Dividend Investor also publishes articles on its homepage, informing investors with topics such as highlighting companies going ex-dividend in upcoming weeks or identifying companies that pay monthly dividends.
Some dividend investors may find The Dividend Detective's homepage design a little dated. Still, it separates free content from premium content, making it more usable and effective than other dividend sites that make you drill down in a menu before discovering the information you want is behind a paywall.
The Dividend Detective's home page offers plenty of useful, free content to educate investors who are new to dividend investing. This free content includes information on preferred stocks, closed-end funds, REITs, and Canadian stocks, as well as content on U.S.-based high-dividend stocks. Basic training and advanced tutorials will explain terms and investing strategies.
The site's premium content includes breaking news and model portfolios, which could be useful for investors looking for a little more hand-holding.
The Dividend Growth Investor is a blog offering insightful commentary and free educational information on high-dividend stocks. The site's author shares investing strategy in detail, and resources for further education and explainers on terms and techniques.
Spurred by investors eager to learn more about strategies for growing dividend income, The Dividend Growth Investor also offers a newsletter documenting building a portfolio from scratch and showing the gains over time using their system. Investors interested in seeing real-time progress may find it a useful addition to their inbox.
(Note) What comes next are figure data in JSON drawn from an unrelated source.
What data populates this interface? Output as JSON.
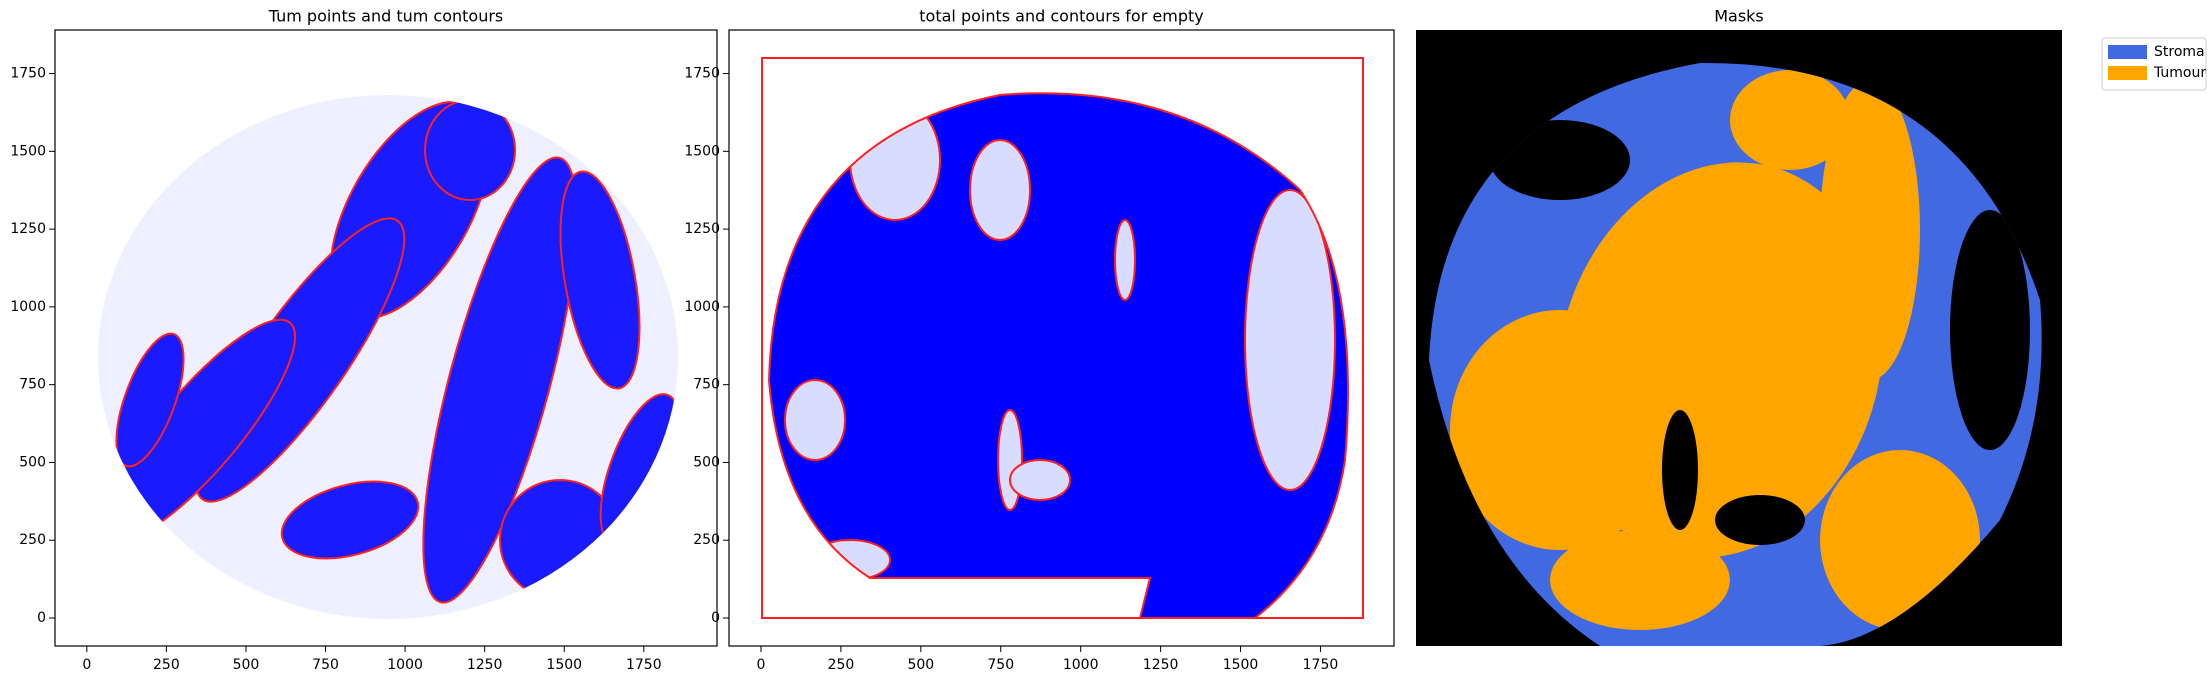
{
  "chart_data": [
    {
      "type": "scatter",
      "title": "Tum points and tum contours",
      "color": "#0000ff",
      "contour_color": "#ff0000",
      "xlim": [
        -100,
        1980
      ],
      "ylim": [
        -90,
        1890
      ],
      "xticks": [
        0,
        250,
        500,
        750,
        1000,
        1250,
        1500,
        1750
      ],
      "yticks": [
        0,
        250,
        500,
        750,
        1000,
        1250,
        1500,
        1750
      ]
    },
    {
      "type": "scatter",
      "title": "total points and contours for empty",
      "color": "#0000ff",
      "contour_color": "#ff0000",
      "xlim": [
        -100,
        1980
      ],
      "ylim": [
        -90,
        1890
      ],
      "xticks": [
        0,
        250,
        500,
        750,
        1000,
        1250,
        1500,
        1750
      ],
      "yticks": [
        0,
        250,
        500,
        750,
        1000,
        1250,
        1500,
        1750
      ]
    },
    {
      "type": "image",
      "title": "Masks",
      "legend": [
        {
          "name": "Stroma",
          "color": "#4169e1"
        },
        {
          "name": "Tumour",
          "color": "#ffa500"
        }
      ]
    }
  ]
}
Most of the content on Dividend Stocks Online is restricted to its paying members. The site does share a list of stocks that pay monthly dividends and shows stock ex-dividend dates by month, but for other key data in its charts, you'll have to pay to join.
Members have access to lists of pre-screened dividend-paying stocks, high yield stock ratings, high yield REITs and other stocks. Premium content is updated once per month, which may not suit investors hungry for the latest information.
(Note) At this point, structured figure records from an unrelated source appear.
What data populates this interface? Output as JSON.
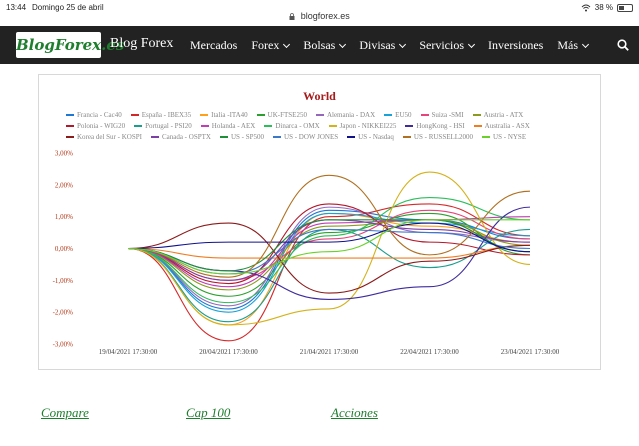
{
  "statusbar": {
    "time": "13:44",
    "date": "Domingo 25 de abril",
    "url": "blogforex.es",
    "battery": "38 %",
    "battery_level": 0.38
  },
  "header": {
    "logo": "BlogForex.es",
    "brand": "Blog Forex",
    "menu": [
      {
        "label": "Mercados",
        "dropdown": false
      },
      {
        "label": "Forex",
        "dropdown": true
      },
      {
        "label": "Bolsas",
        "dropdown": true
      },
      {
        "label": "Divisas",
        "dropdown": true
      },
      {
        "label": "Servicios",
        "dropdown": true
      },
      {
        "label": "Inversiones",
        "dropdown": false
      },
      {
        "label": "Más",
        "dropdown": true
      }
    ],
    "search_icon": "search-icon"
  },
  "chart_data": {
    "type": "line",
    "title": "World",
    "x": [
      "19/04/2021 17:30:00",
      "20/04/2021 17:30:00",
      "21/04/2021 17:30:00",
      "22/04/2021 17:30:00",
      "23/04/2021 17:30:00"
    ],
    "ylim": [
      -3,
      3
    ],
    "yticks": [
      "3,00%",
      "2,00%",
      "1,00%",
      "0,00%",
      "-1,00%",
      "-2,00%",
      "-3,00%"
    ],
    "yticks_values": [
      3,
      2,
      1,
      0,
      -1,
      -2,
      -3
    ],
    "grid": false,
    "legend": "top",
    "series": [
      {
        "name": "Francia - Cac40",
        "color": "#1f77d4",
        "values": [
          0,
          -1.9,
          1.2,
          0.9,
          0.3
        ]
      },
      {
        "name": "España - IBEX35",
        "color": "#d62728",
        "values": [
          0,
          -2.9,
          1.0,
          1.4,
          0.4
        ]
      },
      {
        "name": "Italia -ITA40",
        "color": "#ff9f1a",
        "values": [
          0,
          -2.4,
          1.1,
          0.7,
          0.2
        ]
      },
      {
        "name": "UK-FTSE250",
        "color": "#2ca02c",
        "values": [
          0,
          -1.5,
          0.5,
          1.1,
          -0.2
        ]
      },
      {
        "name": "Alemania - DAX",
        "color": "#9467bd",
        "values": [
          0,
          -1.8,
          1.3,
          0.5,
          0.2
        ]
      },
      {
        "name": "EU50",
        "color": "#17a2d8",
        "values": [
          0,
          -2.0,
          1.1,
          0.8,
          0.4
        ]
      },
      {
        "name": "Suiza -SMI",
        "color": "#e8437a",
        "values": [
          0,
          -1.0,
          0.3,
          1.2,
          0.3
        ]
      },
      {
        "name": "Austria - ATX",
        "color": "#8c9b1e",
        "values": [
          0,
          -1.3,
          0.7,
          0.9,
          0.1
        ]
      },
      {
        "name": "Polonia - WIG20",
        "color": "#b2182b",
        "values": [
          0,
          -1.1,
          1.4,
          0.2,
          -0.2
        ]
      },
      {
        "name": "Portugal - PSI20",
        "color": "#1a9e8f",
        "values": [
          0,
          -2.3,
          0.6,
          -0.6,
          0.6
        ]
      },
      {
        "name": "Holanda - AEX",
        "color": "#c13cb6",
        "values": [
          0,
          -1.2,
          0.8,
          0.9,
          1.0
        ]
      },
      {
        "name": "Dinarca - OMX",
        "color": "#2bbf5a",
        "values": [
          0,
          -1.7,
          0.4,
          1.6,
          0.9
        ]
      },
      {
        "name": "Japon - NIKKEI225",
        "color": "#d4b21a",
        "values": [
          0,
          -2.4,
          -1.9,
          2.4,
          -0.5
        ]
      },
      {
        "name": "HongKong - HSI",
        "color": "#3f2b9e",
        "values": [
          0,
          -0.7,
          -1.6,
          -1.2,
          1.3
        ]
      },
      {
        "name": "Australia - ASX",
        "color": "#f07c22",
        "values": [
          0,
          -0.3,
          -0.3,
          -0.3,
          0.1
        ]
      },
      {
        "name": "Korea del Sur - KOSPI",
        "color": "#8b1a1a",
        "values": [
          0,
          0.8,
          -1.4,
          -0.4,
          0.1
        ]
      },
      {
        "name": "Canada - OSPTX",
        "color": "#7d3fa6",
        "values": [
          0,
          -1.0,
          0.9,
          0.6,
          0.2
        ]
      },
      {
        "name": "US - SP500",
        "color": "#1f8f3a",
        "values": [
          0,
          -0.7,
          0.9,
          0.9,
          -0.1
        ]
      },
      {
        "name": "US - DOW JONES",
        "color": "#3b78c9",
        "values": [
          0,
          -0.8,
          0.6,
          0.5,
          0.0
        ]
      },
      {
        "name": "US - Nasdaq",
        "color": "#10108f",
        "values": [
          0,
          0.2,
          0.2,
          0.8,
          -0.1
        ]
      },
      {
        "name": "US - RUSSELL2000",
        "color": "#b07020",
        "values": [
          0,
          -0.9,
          2.3,
          -0.2,
          1.8
        ]
      },
      {
        "name": "US - NYSE",
        "color": "#6ad12b",
        "values": [
          0,
          -0.8,
          -0.1,
          0.9,
          0.9
        ]
      }
    ]
  },
  "links": [
    {
      "label": "Compare"
    },
    {
      "label": "Cap 100 "
    },
    {
      "label": "Acciones"
    }
  ]
}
Frequently Asked Questions (FAQs)
How do you calculate a stock's dividend yield?
To calculate a stock's dividend yield, you divide the dividend payment by the price of the stock. Dividend yields are typically measured annually, so if a stock pays a quarterly dividend, you would multiply a quarterly dividend by four to get the annual rate. For example, if a $100 pays a $0.25 dividend each quarter, that's a 1% annual dividend yield (0.25 x 4 = 1 and 1 / 100 = 0.01).
What is a good dividend yield for a stock?
To get a sense of what a "good" dividend yield would be, you can look at the dividend distribution for a relevant index. For example, if you're analyzing a stock that's included in the S&P 500, and it yields more than an ETF that tracks the S&P 500, then that stock has a better-than-average yield. Keep in mind that higher yields can come with more risk.